Tiphanie Yanique: “A sense of place and a sense of self”

Award-winning writer Tiphanie Yanique tells Lisa Allen-Agostini how literature can link the US Virgin Islands to the rest of the Caribbean

A sense of place and a sense of self. Photograph by Moses DjeliBook cover

I’ve been writing as long as I have a memory. When I was five, I thought I wrote a novel. It was probably the alphabet over and over again. I was raised by my grandmother, who was a librarian. We always had books around and reading was the most celebrated activity in the house. I don’t have a granny that makes sugar cake or crochets. I have a granny who tells stories. I knew my mother had been a poet, but it wasn’t until I started to become a professional writer that the other, secret writers in my family started revealing themselves to me. My mother had been a poet, a cousin writes history, another journals. I’m sure there are more still.

Schoolteachers often asked me and other students to read our writing out loud. While this may seem kind of trivial and silly (I was still a child) it was vital to helping me consider writing as something that had a listening audience. Even when a reader is in a room by herself she’s still hearing the words in her own mind. Sound and rhythm are now a very important part of my writing.

But the most memorable story of my work being performed was not me performing it. When I was in my final year of high school, St Thomas was victim to a major hurricane, Marilyn. We lived without running water and electricity for three months. Once school was back in session, a group called the Birch Forum put together a number of important events. One was inviting Maya Angelou to come read at our Reichhold Center. Associated with her coming was a poetry prize for high-school students. About four of us won and our poems were put into a book for her. When she started on stage she began her own performance by reading the poem I had written! She said something else about me being a part of the future of Virgin Islands writing…but I don’t remember exactly because I just about fell out of the balcony seat I was in.

The collection [How to Escape from a Leper Colony] opens with an epigraph: “Lead us to those we are waiting for, those who are waiting for us.” That is from the prayer to St Raphael, the patron saint of lovers and travellers. That epigraph is the rope gathering all these stories into one bunch. Each character is, at some level, yearning for a sense of place and a sense of self. And often the characters find that sense in another person. In romantic or familial love.

I write both poetry and fiction, and I’m sometimes an essayist as well. I really like other human beings. I find us humans really fascinating. In general, though there are exceptions, when I am more interested in discovering some truth about people in general, I write fiction to help me feed that curiosity. When I want to excavate something personal from myself, I write poetry.

I am always writing more than one thing. I read in the same way. Right now I’m reading Gabriel García Márquez’s Love in the Time of Cholera, Edwidge Danticat’s Create Dangerously, and The Everyday Wife by Phillippa Yaa de Villiers.

I am working on a novel entitled Land of Love and Drowning. It’s about the Virgin Islands and the people that have come from those islands. But it’s also very clearly about how our particular history has been impacted on by the rest of the Caribbean.

Most Virgin Islanders, myself included, have a very complicated relationship to our Americanness. When we talk about “Americans” we are never talking about ourselves. Still, we benefit from an American passport and from many of the other privileges of American citizenship. Barack Obama is our president.Ultimately, however, we think of ourselves as Caribbean people, and our history, location, and culture clearly situate us in the Caribbean. At the same time, we don’t know much about the rest of the Caribbean. At least, not my generation. We didn’t learn much about our region in schools. We had to find other ways to access the rest of the Caribbean.

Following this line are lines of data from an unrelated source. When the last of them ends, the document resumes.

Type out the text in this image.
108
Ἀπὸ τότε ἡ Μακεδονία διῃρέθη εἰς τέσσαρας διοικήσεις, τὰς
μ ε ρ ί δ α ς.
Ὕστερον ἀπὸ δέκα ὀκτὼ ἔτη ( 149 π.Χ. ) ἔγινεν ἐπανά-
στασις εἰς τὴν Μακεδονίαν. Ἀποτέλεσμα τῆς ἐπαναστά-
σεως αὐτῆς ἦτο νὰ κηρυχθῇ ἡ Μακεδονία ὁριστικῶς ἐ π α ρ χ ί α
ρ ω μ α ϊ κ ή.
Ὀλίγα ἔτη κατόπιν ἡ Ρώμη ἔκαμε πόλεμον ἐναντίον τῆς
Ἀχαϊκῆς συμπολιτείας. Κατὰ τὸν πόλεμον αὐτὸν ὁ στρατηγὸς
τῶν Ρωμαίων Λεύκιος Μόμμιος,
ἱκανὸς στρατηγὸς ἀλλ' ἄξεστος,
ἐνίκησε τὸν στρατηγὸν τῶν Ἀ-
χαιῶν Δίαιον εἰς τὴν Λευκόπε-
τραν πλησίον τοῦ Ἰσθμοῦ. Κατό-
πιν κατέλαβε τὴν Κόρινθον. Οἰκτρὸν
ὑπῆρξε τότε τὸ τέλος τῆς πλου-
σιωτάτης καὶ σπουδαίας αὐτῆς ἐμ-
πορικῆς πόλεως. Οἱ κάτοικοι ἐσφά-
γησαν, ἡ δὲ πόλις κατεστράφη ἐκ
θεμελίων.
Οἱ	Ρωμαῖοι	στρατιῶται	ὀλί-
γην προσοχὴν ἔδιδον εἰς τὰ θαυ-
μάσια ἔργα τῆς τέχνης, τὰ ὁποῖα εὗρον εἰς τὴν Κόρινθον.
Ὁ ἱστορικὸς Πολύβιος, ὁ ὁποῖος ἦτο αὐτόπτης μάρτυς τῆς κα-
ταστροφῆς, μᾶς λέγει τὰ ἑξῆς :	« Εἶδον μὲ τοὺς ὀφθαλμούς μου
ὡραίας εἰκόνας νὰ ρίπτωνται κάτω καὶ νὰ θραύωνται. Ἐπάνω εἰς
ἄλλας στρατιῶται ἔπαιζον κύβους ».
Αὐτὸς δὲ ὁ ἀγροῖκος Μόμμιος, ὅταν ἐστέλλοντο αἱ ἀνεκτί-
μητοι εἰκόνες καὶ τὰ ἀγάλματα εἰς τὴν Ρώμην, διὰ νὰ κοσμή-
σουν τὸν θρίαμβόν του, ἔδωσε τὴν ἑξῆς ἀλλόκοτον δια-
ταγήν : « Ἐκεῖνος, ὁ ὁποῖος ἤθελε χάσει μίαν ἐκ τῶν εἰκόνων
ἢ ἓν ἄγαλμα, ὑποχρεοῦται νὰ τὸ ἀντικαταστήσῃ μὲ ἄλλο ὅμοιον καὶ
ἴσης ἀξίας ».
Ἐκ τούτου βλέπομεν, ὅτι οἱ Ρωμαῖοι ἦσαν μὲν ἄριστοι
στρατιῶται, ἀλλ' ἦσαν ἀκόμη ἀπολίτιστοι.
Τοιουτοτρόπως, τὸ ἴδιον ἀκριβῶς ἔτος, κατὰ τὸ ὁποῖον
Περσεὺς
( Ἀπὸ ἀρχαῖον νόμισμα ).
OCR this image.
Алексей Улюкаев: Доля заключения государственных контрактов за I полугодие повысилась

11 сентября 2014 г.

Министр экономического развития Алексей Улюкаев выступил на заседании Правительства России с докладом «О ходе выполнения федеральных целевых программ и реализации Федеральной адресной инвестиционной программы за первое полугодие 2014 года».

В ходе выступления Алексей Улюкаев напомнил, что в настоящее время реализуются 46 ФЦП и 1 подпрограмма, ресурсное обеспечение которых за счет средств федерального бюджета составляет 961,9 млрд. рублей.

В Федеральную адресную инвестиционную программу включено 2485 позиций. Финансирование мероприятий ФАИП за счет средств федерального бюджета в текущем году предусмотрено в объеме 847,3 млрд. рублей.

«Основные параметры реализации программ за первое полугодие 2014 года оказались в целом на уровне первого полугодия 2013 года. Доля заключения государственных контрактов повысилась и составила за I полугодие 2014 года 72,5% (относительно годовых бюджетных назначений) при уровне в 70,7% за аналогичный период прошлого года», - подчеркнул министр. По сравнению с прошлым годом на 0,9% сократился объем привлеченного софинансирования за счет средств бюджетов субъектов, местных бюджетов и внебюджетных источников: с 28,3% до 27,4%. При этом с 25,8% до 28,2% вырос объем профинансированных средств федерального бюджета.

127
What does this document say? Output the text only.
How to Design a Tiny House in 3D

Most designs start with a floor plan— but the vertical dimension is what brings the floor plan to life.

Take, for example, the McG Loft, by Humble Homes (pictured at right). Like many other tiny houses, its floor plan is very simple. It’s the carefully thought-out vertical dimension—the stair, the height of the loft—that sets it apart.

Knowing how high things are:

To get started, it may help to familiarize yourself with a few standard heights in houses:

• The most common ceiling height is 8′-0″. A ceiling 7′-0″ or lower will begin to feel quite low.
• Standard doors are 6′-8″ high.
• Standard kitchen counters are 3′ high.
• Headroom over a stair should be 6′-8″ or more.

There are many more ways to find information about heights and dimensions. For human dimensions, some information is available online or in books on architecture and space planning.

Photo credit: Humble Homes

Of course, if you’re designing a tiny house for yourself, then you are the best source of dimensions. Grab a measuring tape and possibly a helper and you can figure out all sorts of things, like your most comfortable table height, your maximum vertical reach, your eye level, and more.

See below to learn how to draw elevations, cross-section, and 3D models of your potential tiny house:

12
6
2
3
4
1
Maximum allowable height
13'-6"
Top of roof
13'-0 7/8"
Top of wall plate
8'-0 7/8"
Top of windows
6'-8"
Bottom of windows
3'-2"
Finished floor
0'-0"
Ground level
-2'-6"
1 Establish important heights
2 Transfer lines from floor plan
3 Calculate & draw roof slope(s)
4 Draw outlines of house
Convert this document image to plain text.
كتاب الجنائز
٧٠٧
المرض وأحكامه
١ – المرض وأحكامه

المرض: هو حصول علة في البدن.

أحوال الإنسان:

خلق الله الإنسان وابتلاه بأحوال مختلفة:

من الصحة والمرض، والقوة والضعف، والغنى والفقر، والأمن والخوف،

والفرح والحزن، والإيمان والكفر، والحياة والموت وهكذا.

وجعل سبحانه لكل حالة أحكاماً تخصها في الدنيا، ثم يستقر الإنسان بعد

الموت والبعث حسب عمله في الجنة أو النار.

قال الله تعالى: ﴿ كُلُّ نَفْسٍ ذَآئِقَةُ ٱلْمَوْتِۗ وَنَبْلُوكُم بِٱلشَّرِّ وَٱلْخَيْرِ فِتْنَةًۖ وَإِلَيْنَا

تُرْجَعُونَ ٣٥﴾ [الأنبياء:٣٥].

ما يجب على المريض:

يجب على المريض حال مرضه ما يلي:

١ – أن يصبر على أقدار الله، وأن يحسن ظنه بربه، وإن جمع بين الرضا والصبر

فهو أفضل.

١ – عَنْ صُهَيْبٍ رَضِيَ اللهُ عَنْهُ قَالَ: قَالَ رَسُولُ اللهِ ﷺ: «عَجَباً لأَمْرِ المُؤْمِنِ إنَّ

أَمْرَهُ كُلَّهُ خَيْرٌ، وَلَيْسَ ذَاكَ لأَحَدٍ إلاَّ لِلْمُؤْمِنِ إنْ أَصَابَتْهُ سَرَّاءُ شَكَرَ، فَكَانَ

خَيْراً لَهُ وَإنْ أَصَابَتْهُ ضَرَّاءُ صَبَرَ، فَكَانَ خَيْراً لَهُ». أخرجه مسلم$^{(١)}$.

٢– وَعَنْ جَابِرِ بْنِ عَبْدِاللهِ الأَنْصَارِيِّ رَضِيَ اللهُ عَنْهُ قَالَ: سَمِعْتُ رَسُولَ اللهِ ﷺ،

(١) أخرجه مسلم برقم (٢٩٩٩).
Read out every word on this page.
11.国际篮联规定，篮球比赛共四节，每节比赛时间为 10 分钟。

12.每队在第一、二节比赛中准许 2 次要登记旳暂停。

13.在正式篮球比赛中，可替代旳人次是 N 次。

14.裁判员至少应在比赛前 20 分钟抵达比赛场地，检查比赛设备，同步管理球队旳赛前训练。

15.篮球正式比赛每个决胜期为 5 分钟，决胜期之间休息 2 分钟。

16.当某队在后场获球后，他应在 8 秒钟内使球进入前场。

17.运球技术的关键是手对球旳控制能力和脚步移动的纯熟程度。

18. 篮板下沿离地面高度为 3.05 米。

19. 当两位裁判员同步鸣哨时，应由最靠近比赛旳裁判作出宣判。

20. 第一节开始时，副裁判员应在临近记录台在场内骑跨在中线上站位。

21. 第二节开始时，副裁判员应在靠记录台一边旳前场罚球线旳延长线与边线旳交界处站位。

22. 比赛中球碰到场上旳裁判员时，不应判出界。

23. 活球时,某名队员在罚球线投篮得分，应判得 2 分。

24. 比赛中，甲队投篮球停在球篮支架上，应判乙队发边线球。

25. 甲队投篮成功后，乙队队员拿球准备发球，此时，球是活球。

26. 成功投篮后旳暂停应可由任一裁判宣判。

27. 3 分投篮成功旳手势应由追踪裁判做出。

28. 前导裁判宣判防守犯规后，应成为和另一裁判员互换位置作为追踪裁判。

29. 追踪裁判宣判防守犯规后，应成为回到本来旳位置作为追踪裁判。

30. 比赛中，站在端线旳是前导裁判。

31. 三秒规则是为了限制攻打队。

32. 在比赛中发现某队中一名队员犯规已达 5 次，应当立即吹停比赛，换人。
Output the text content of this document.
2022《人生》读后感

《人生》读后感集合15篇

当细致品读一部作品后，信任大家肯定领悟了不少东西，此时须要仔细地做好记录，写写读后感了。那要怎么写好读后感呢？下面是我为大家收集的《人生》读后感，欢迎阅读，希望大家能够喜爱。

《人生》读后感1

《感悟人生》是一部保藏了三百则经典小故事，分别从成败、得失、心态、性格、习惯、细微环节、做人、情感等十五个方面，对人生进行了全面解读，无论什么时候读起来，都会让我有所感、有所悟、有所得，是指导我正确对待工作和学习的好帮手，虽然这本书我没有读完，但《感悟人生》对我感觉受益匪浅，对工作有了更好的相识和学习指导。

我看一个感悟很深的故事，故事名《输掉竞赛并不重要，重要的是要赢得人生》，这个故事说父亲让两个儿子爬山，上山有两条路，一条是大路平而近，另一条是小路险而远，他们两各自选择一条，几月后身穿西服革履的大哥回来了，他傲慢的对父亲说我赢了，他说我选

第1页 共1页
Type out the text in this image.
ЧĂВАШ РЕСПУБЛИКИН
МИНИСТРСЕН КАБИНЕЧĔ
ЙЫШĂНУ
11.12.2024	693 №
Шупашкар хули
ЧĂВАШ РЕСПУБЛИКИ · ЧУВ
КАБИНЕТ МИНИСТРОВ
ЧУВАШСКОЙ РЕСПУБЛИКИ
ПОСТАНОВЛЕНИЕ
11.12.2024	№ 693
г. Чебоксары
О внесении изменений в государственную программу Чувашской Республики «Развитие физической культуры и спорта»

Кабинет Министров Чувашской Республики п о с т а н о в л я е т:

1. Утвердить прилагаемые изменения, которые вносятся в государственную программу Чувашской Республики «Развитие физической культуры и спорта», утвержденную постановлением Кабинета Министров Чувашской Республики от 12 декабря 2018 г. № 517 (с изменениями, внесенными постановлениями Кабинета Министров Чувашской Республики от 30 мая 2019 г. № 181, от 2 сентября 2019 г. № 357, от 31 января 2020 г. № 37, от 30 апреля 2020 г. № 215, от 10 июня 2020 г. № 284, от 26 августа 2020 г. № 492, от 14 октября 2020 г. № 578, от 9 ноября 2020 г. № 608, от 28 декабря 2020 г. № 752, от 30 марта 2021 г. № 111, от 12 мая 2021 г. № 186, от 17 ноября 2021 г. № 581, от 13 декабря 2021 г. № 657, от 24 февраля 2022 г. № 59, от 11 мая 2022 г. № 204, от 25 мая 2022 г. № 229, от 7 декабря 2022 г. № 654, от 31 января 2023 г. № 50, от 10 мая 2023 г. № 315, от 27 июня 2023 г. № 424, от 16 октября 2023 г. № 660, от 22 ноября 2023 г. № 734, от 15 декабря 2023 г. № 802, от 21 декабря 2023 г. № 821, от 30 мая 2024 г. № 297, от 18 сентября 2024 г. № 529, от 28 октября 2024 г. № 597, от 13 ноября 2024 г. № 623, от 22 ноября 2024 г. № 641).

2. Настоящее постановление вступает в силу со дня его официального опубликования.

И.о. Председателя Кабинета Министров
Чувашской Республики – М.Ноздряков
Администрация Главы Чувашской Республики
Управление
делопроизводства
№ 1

I played in the Rising Stars Youth Steel Orchestra when I was growing up. Playing pan definitely helped me connect with the rest of the eastern Caribbean. For others it was through dancehall or sport or politics. Perhaps now, thanks in part to the OCM Bocas Prize and to this interview, the Virgin Islands might be able to link to the region through literature, as well.

A literary debut

When Tiphanie Yanique’s debut book, the collection of short fiction How to Escape from a Leper Colony, came out, the Boston Globe said, “It is easy to imagine Yanique’s characters in an adaptation for the stage: think Our Town, set in the Caribbean, but with raw language and stories full of violence and sexuality. Plus it’s funny, too. Are you listening, Oprah?”

That early accolade was vindicated when Yanique’s collection got her onto the National Book Foundation’s 5 Under 35 list and won her the 2010 Rona Jaffe Foundation Writer’s Award for Fiction, worth US$25,000. In April, the collection won Best Book of Poetry in the inaugural OCM Bocas Prize for Caribbean Literature at the first Bocas Lit Fest in Trinidad.

Yanique, who teaches creative writing at Drew University, New Jersey, is no stranger to prizes and acclaim, having also won, among other honours, a Pushcart Prize, the Kore Press Fiction Prize, the Academy of American Poets Prize, a Fulbright Scholarship in writing, and the Boston Review Fiction Prize.

Yanique was born and raised in St Thomas, US Virgin Islands.